Parents often worry when their child, especially a son, is much shorter than average. But as long as there is no medical cause, parents can rest easy, experts say.
Writing in the March 28 New England Journal of Medicine, two pediatric endocrinologists describe a scenario pediatricians see all the time: Parents bring in their 11-year-old son because he’s substantially shorter than his classmates, and his growth seems to have slowed in recent years.
Their concern is reasonable, said Dr. David Allen, co-author of the article and a professor of pediatrics at the University of Wisconsin School of Medicine and Public Health in Madison.

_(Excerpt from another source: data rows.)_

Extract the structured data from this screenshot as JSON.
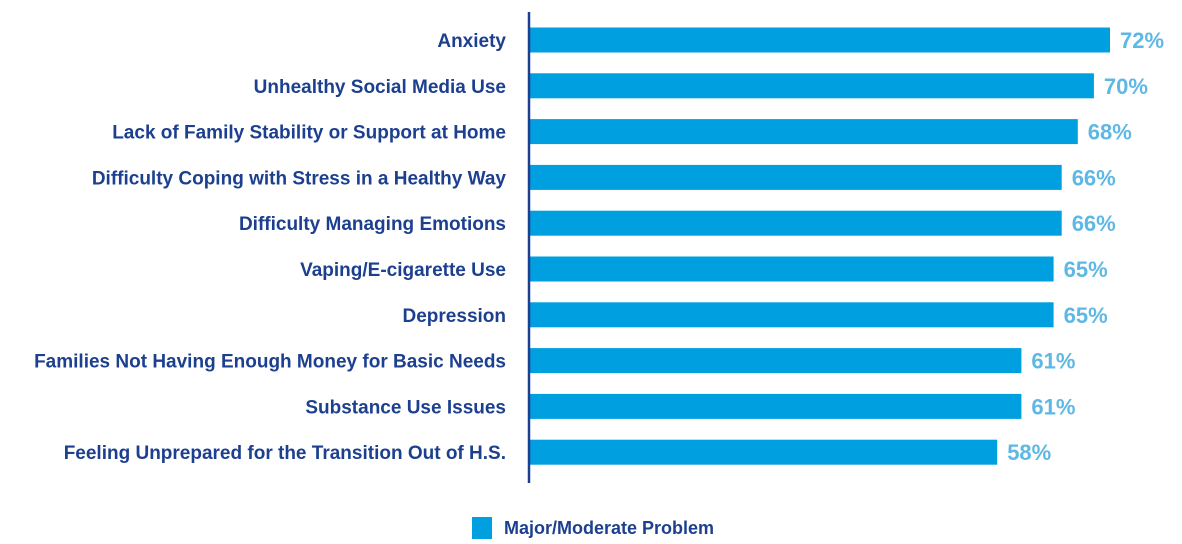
{
  "chart_data": {
    "type": "bar",
    "orientation": "horizontal",
    "categories": [
      "Anxiety",
      "Unhealthy Social Media Use",
      "Lack of Family Stability or Support at Home",
      "Difficulty Coping with Stress in a Healthy Way",
      "Difficulty Managing Emotions",
      "Vaping/E-cigarette Use",
      "Depression",
      "Families Not Having Enough Money for Basic Needs",
      "Substance Use Issues",
      "Feeling Unprepared for the Transition Out of H.S."
    ],
    "series": [
      {
        "name": "Major/Moderate Problem",
        "values": [
          72,
          70,
          68,
          66,
          66,
          65,
          65,
          61,
          61,
          58
        ],
        "labels": [
          "72%",
          "70%",
          "68%",
          "66%",
          "66%",
          "65%",
          "65%",
          "61%",
          "61%",
          "58%"
        ]
      }
    ],
    "xlim": [
      0,
      72
    ],
    "grid": false,
    "legend": "bottom-center",
    "colors": {
      "bar": "#009fdf",
      "value_label": "#5fb8e4",
      "category_label": "#1c3f8f",
      "axis": "#1c3f8f",
      "legend_text": "#1c3f8f"
    }
  }
}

Allen said there are instances where healthy children are extremely short, and “it’s appropriate to help them grow.” But for most kids, it’s “reasonable” to just keep watching their growth rate and reassure the parents.

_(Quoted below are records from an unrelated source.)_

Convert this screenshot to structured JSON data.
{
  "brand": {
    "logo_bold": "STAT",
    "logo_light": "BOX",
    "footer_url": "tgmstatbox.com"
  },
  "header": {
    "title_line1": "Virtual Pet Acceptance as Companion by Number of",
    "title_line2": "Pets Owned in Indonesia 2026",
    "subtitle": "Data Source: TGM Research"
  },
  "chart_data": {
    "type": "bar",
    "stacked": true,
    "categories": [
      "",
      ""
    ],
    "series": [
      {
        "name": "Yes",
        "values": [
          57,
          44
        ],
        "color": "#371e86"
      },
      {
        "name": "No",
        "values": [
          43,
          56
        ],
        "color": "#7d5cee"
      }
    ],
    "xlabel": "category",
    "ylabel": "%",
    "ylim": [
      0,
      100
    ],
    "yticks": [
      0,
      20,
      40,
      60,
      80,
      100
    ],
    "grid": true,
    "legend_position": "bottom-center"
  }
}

Often, parents worry about their child (again, usually a son) being teased, or — as an adult — feeling unhappy or even being at a disadvantage career-wise.
But studies have not borne out those worries, Allen said. Short children and adults do not seem less happy than their taller peers, and there’s no proof that treating idiopathic short stature improves quality of life.
“The more we look into this ‘assumed morbidity’ associated with short stature, the less we find,” Allen said. “And it’s been very difficult to show that treating (idiopathic short stature) improves kids’ well-being as adults.”
As far as safety, growth hormone “has an excellent track record while kids are on it,” Allen said. But no one knows yet if there are risks later in life. In theory, growth hormone might raise the odds of diabetes or certain cancers down the road. But for now, those are theoretical risks, Allen said.
The other big issue is cost. A conservative estimate is that each inch of height gained with growth hormone treatment would ring up at $35,000 to $50,000, Allen said.
Growth hormone is not the only option for idiopathic short stature. Boys can be given low doses of androgens, or “male” hormones. This therapy boosts boys’ growth rate in the short term, but there’s no evidence it increases their adult height, Allen said.
“It’s always reasonable to say, ‘Let’s just watch this,’” Allen said. At first, the gap might worsen if a short child’s peers hit puberty earlier and their growth takes off, he noted. But once a “late bloomer” starts puberty himself, his growth will accelerate, too.
My HBD radar is going off.
What’s going on here? Answer: White fathers of white sons nearing or very early in puberty are freaking out because they think there’s something abnormally or pathologically wrong with their sons, simply because they’re a lot shorter than their black male classmates who have already started puberty and are therefore experiencing their growth spurts. Often these white fathers fear that their white sons won’t be able to make or do well on sports teams, simply because their late blooming white sons are having to compete with early blooming bigger stronger taller faster blacks. Yep, it’s a combination of the sports cult, fathers living out their failed sports cult dreams through their sons, and our collective inability to accept racial differences. Therefore, we’re pumping late prepubescent and early pubescent boys with hormones they don’t need, because all they need to be given is time, and maybe the option of self-actualization in some venue other than a field, pitch or court.